Eleanor Temple, chair of the insolvency and restructuring trade body R3 in Yorkshire and a barrister at Kings Chambers in Leeds, responds to the publication of the March 2023 insolvency statistics for England and Wales:
“The rise in corporate insolvencies – to the highest levels for more than three years – has been driven by increasing numbers of Creditors’ Voluntary Liquidations, which are also at a three-year high.
“Business owners have spent three years trading through a pandemic and economic uncertainty, and an increasing number are choosing to shut their businesses before that choice is taken away from them and as the turbulent trading climate proves too much.
“Businesses across Britain are struggling at the moment. Costs continue to rise at a time when consumers are cutting back on discretionary spending, and when staff are requesting pay rises to cover their bills.
“With the Government’s Energy Bill Relief Scheme ending at the end of March, many businesses will be facing further increases in costs at a time when they can ill-afford them.
“Directors need to be vigilant about the signs of financial distress and seek advice as soon as they spot issues with their business or begin to worry about its finances.
“If stock is starting to pile up, cashflow is an issue, or the business is having problems paying rent, staff or suppliers, now is the time to seek advice, rather than further down the line when these issues have evolved into problems.
“Turning to personal insolvencies, while numbers have increased for all personal insolvency processes, the monthly increase has mainly been driven by rises in Individual Voluntary Arrangement and Debt Relief Order numbers.
“This suggests that the cost-of-living crisis is having an affect on people’s solvency, but that a greater number are coming to an arrangement with their creditors without requiring a bankruptcy process.
“Many people are concerned about their finances at the moment.
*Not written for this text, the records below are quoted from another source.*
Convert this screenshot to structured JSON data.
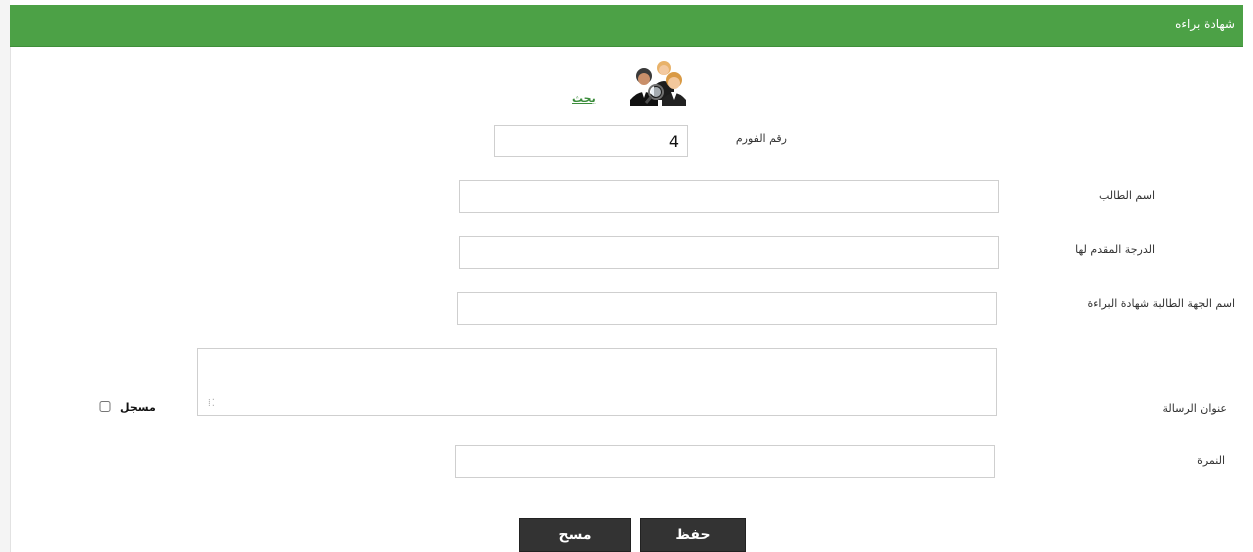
{
  "header": {
    "title": "شهادة براءه",
    "color": "#4ca146"
  },
  "search": {
    "link_label": "بحث",
    "icon": "users-group-icon"
  },
  "form": {
    "form_no": {
      "label": "رقم الفورم",
      "value": "4"
    },
    "student_name": {
      "label": "اسم الطالب",
      "value": ""
    },
    "degree": {
      "label": "الدرجة المقدم لها",
      "value": ""
    },
    "requesting_party": {
      "label": "اسم الجهة الطالبة شهادة البراءة",
      "value": ""
    },
    "thesis_title": {
      "label": "عنوان الرسالة",
      "value": ""
    },
    "registered": {
      "label": "مسجل",
      "checked": false
    },
    "grade": {
      "label": "النمرة",
      "value": ""
    }
  },
  "actions": {
    "save_label": "حفظ",
    "clear_label": "مسح"
  }
}
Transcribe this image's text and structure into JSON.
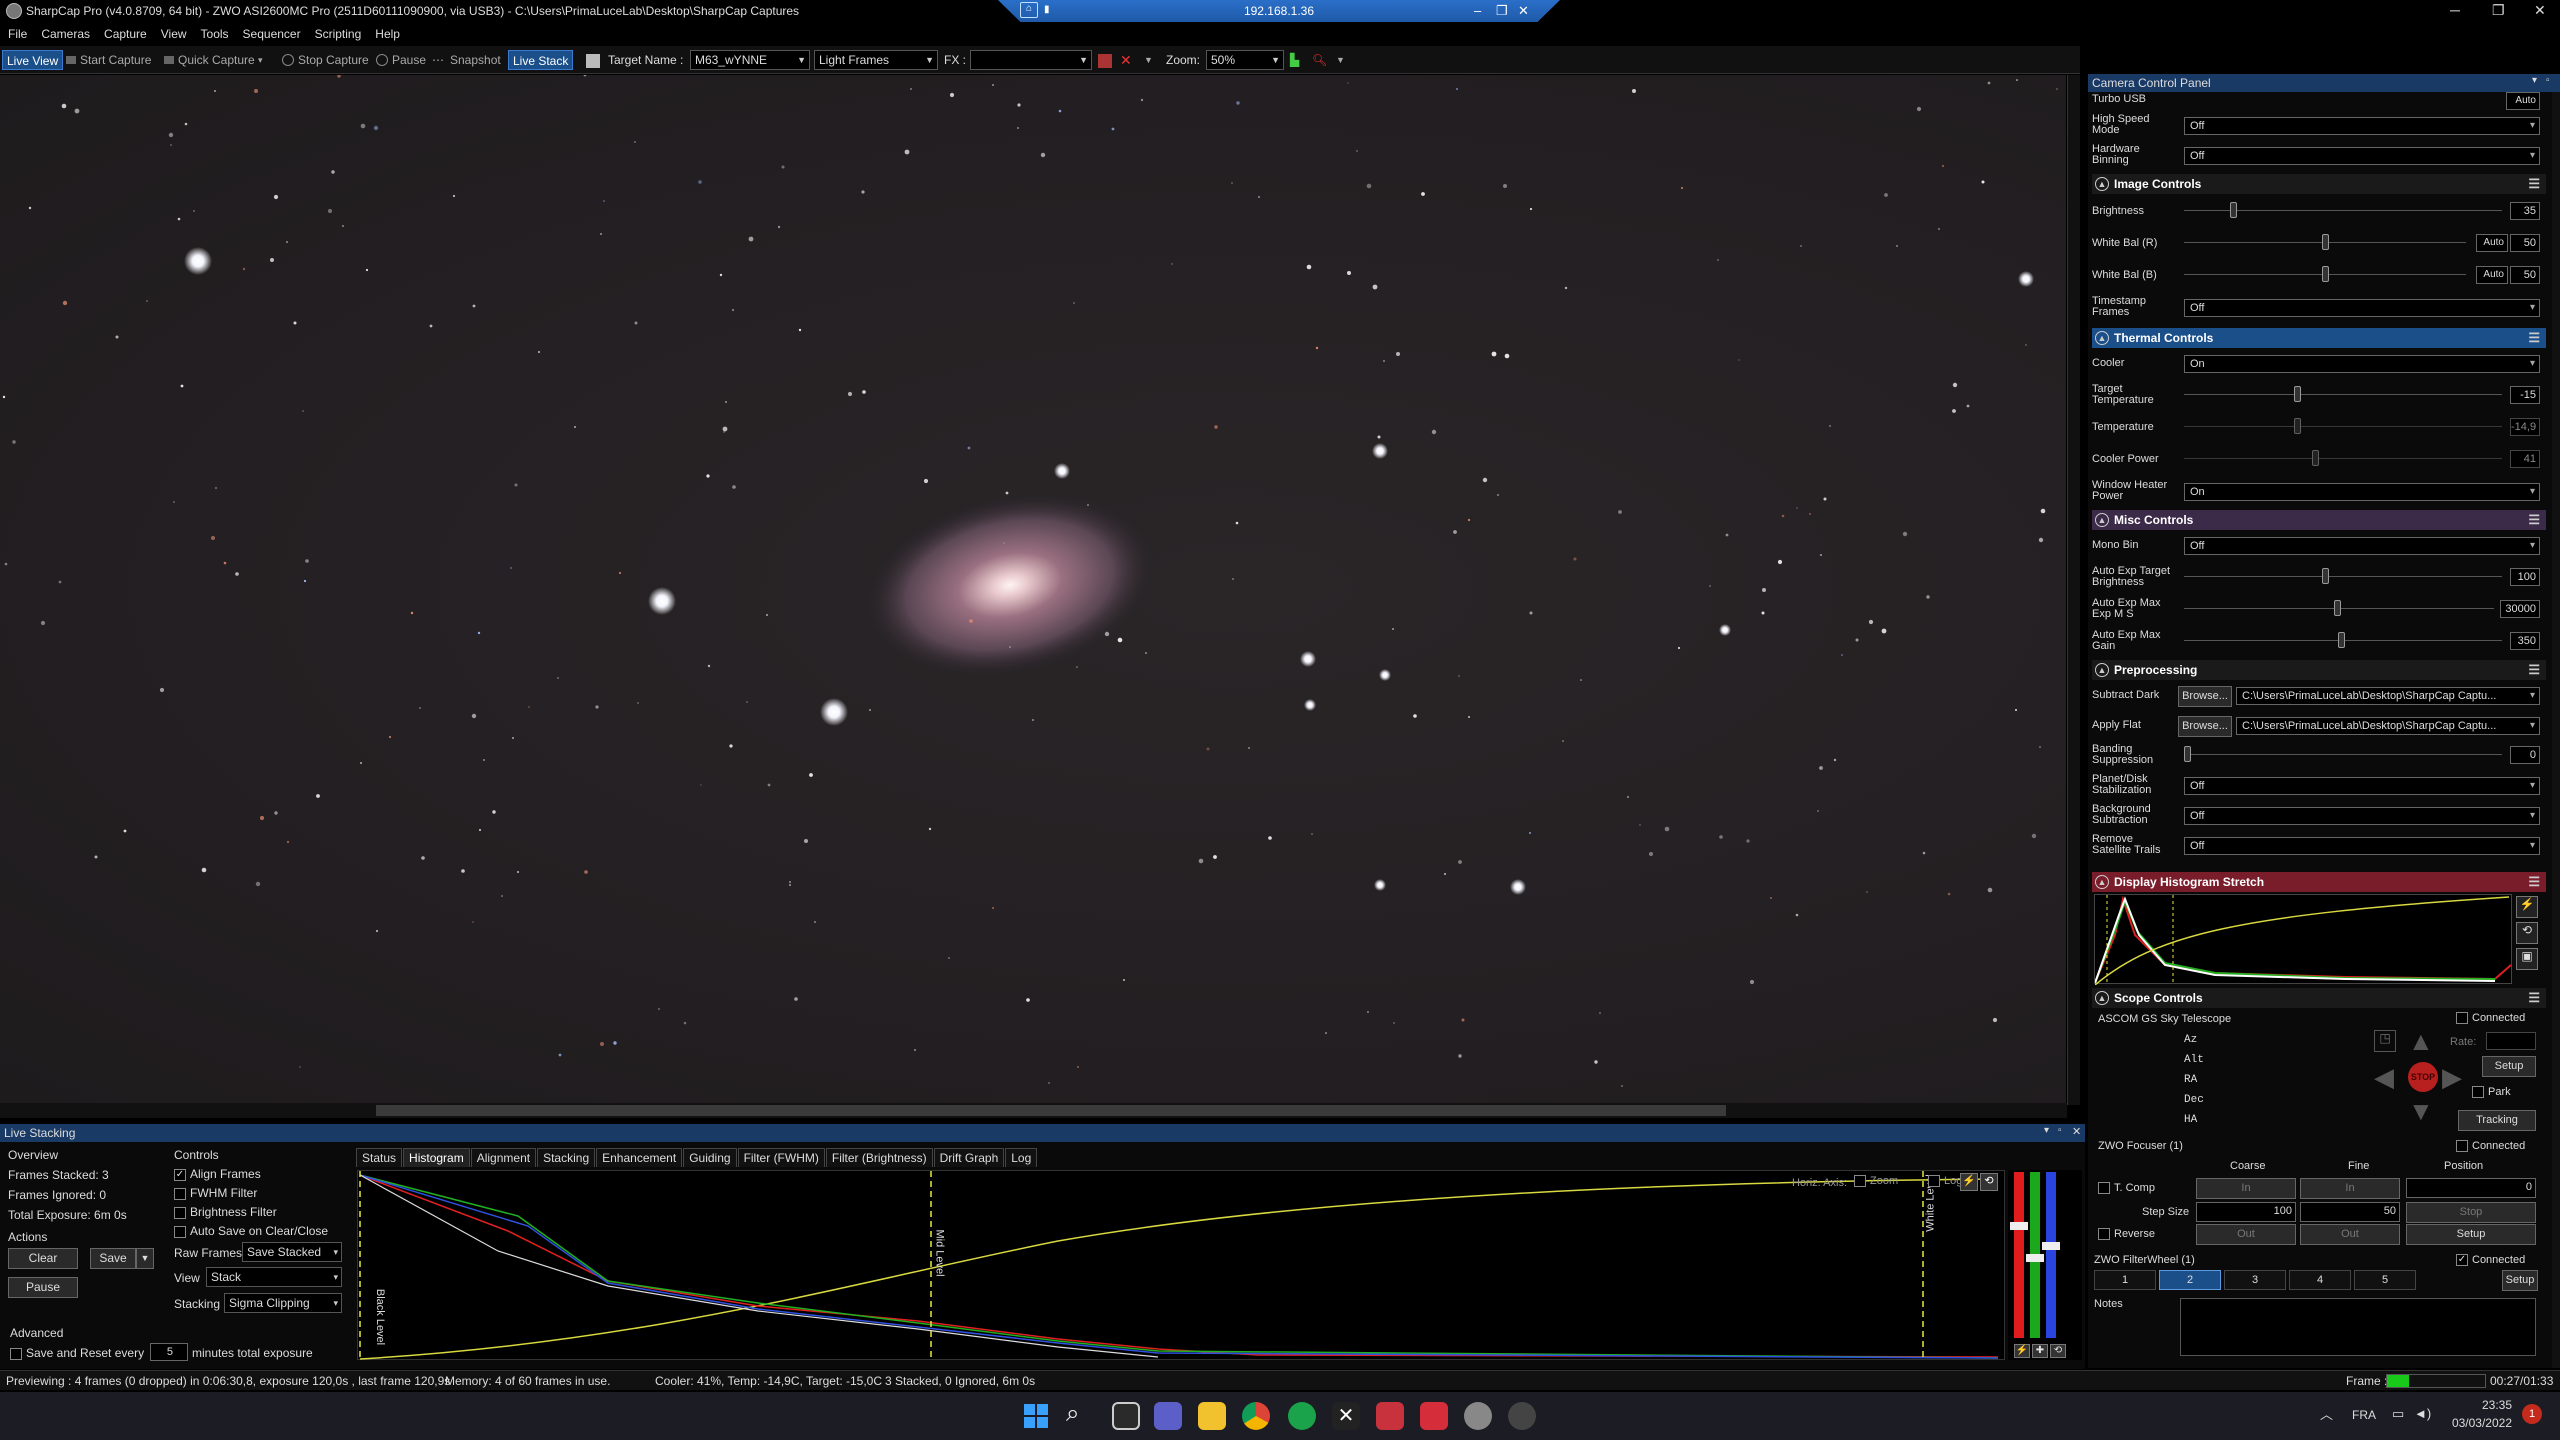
{
  "titlebar": {
    "title": "SharpCap Pro (v4.0.8709, 64 bit) - ZWO ASI2600MC Pro (2511D60111090900, via USB3) - C:\\Users\\PrimaLuceLab\\Desktop\\SharpCap Captures"
  },
  "remote": {
    "ip": "192.168.1.36"
  },
  "menu": [
    "File",
    "Cameras",
    "Capture",
    "View",
    "Tools",
    "Sequencer",
    "Scripting",
    "Help"
  ],
  "toolbar": {
    "live_view": "Live View",
    "start_capture": "Start Capture",
    "quick_capture": "Quick Capture",
    "stop_capture": "Stop Capture",
    "pause": "Pause",
    "snapshot": "Snapshot",
    "live_stack": "Live Stack",
    "target_label": "Target Name :",
    "target_value": "M63_wYNNE",
    "frame_type": "Light Frames",
    "fx_label": "FX :",
    "zoom_label": "Zoom:",
    "zoom_value": "50%"
  },
  "live_stacking": {
    "title": "Live Stacking",
    "overview": {
      "title": "Overview",
      "frames_stacked": "Frames Stacked: 3",
      "frames_ignored": "Frames Ignored: 0",
      "total_exposure": "Total Exposure:  6m 0s"
    },
    "actions": {
      "title": "Actions",
      "clear": "Clear",
      "save": "Save",
      "pause": "Pause"
    },
    "advanced": {
      "title": "Advanced",
      "save_reset": "Save and Reset every",
      "minutes_value": "5",
      "minutes_label": "minutes total exposure"
    },
    "controls": {
      "title": "Controls",
      "align": "Align Frames",
      "fwhm": "FWHM Filter",
      "brightness": "Brightness Filter",
      "autosave": "Auto Save on Clear/Close",
      "raw_frames_label": "Raw Frames",
      "raw_frames_value": "Save Stacked",
      "view_label": "View",
      "view_value": "Stack",
      "stacking_label": "Stacking",
      "stacking_value": "Sigma Clipping"
    },
    "tabs": [
      "Status",
      "Histogram",
      "Alignment",
      "Stacking",
      "Enhancement",
      "Guiding",
      "Filter (FWHM)",
      "Filter (Brightness)",
      "Drift Graph",
      "Log"
    ],
    "histogram": {
      "black_level": "Black Level",
      "mid_level": "Mid Level",
      "white_level": "White Level",
      "horiz_axis": "Horiz. Axis:",
      "zoom": "Zoom",
      "log": "Log"
    }
  },
  "status": {
    "preview": "Previewing : 4 frames (0 dropped) in 0:06:30,8, exposure 120,0s , last frame 120,9s",
    "memory": "Memory: 4 of 60 frames in use.",
    "cooler": "Cooler: 41%, Temp: -14,9C, Target: -15,0C",
    "stack": "3 Stacked, 0 Ignored, 6m 0s",
    "frame_label": "Frame :",
    "frame_time": "00:27/01:33"
  },
  "panel": {
    "title": "Camera Control Panel",
    "turbo_usb": "Turbo USB",
    "auto": "Auto",
    "high_speed_label": "High Speed Mode",
    "high_speed_value": "Off",
    "hw_bin_label": "Hardware Binning",
    "hw_bin_value": "Off",
    "image_controls": "Image Controls",
    "brightness_label": "Brightness",
    "brightness_value": "35",
    "wb_r_label": "White Bal (R)",
    "wb_r_value": "50",
    "wb_b_label": "White Bal (B)",
    "wb_b_value": "50",
    "timestamp_label": "Timestamp Frames",
    "timestamp_value": "Off",
    "thermal_controls": "Thermal Controls",
    "cooler_label": "Cooler",
    "cooler_value": "On",
    "target_temp_label": "Target Temperature",
    "target_temp_value": "-15",
    "temp_label": "Temperature",
    "temp_value": "-14,9",
    "cooler_power_label": "Cooler Power",
    "cooler_power_value": "41",
    "window_heater_label": "Window Heater Power",
    "window_heater_value": "On",
    "misc_controls": "Misc Controls",
    "mono_bin_label": "Mono Bin",
    "mono_bin_value": "Off",
    "ae_target_label": "Auto Exp Target Brightness",
    "ae_target_value": "100",
    "ae_max_exp_label": "Auto Exp Max Exp M S",
    "ae_max_exp_value": "30000",
    "ae_max_gain_label": "Auto Exp Max Gain",
    "ae_max_gain_value": "350",
    "preprocessing": "Preprocessing",
    "subtract_dark_label": "Subtract Dark",
    "browse": "Browse...",
    "dark_path": "C:\\Users\\PrimaLuceLab\\Desktop\\SharpCap Captu...",
    "apply_flat_label": "Apply Flat",
    "flat_path": "C:\\Users\\PrimaLuceLab\\Desktop\\SharpCap Captu...",
    "banding_label": "Banding Suppression",
    "banding_value": "0",
    "planet_label": "Planet/Disk Stabilization",
    "planet_value": "Off",
    "bg_sub_label": "Background Subtraction",
    "bg_sub_value": "Off",
    "sat_label": "Remove Satellite Trails",
    "sat_value": "Off",
    "display_histogram": "Display Histogram Stretch",
    "scope_controls": "Scope Controls",
    "scope_name": "ASCOM GS Sky Telescope",
    "connected": "Connected",
    "az": "Az",
    "alt": "Alt",
    "ra": "RA",
    "dec": "Dec",
    "ha": "HA",
    "rate": "Rate:",
    "setup": "Setup",
    "park": "Park",
    "tracking": "Tracking",
    "stop": "STOP",
    "focuser_title": "ZWO Focuser (1)",
    "coarse": "Coarse",
    "fine": "Fine",
    "position": "Position",
    "tcomp": "T. Comp",
    "in": "In",
    "position_value": "0",
    "step_size": "Step Size",
    "step_coarse": "100",
    "step_fine": "50",
    "stop_btn": "Stop",
    "reverse": "Reverse",
    "out": "Out",
    "filterwheel_title": "ZWO FilterWheel (1)",
    "filters": [
      "1",
      "2",
      "3",
      "4",
      "5"
    ],
    "notes": "Notes"
  },
  "taskbar": {
    "lang": "FRA",
    "time": "23:35",
    "date": "03/03/2022",
    "badge": "1"
  }
}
As cost-of-living continues to be a serious issue, people are cutting back on discretionary spending and are less likely to make major purchases as they save their money for the basics.
“With the cost of food and energy continuing to be a concern, people are worried about their finances, inflation and interest rate rises.
“Consumer borrowing is increasing as more people turn credit to help ease the strain on their finances and with the cost of debt on the rise it is no surprise that last week several UK lenders reported a rise in household defaults.
“We know how hard it can be to discuss your money worries, but talking about your problem is the first step towards finding a solution and we urge anyone who is worried about money to seek advice as soon as possible.
“Doing so will give you more time to take a decision about your next step and more options for improving your situation than if you’d waited till the issue became more serious.
“Most R3 members will give a free consultation to prospective clients, so they can understand more about their situation and outline the potential options for resolving it.”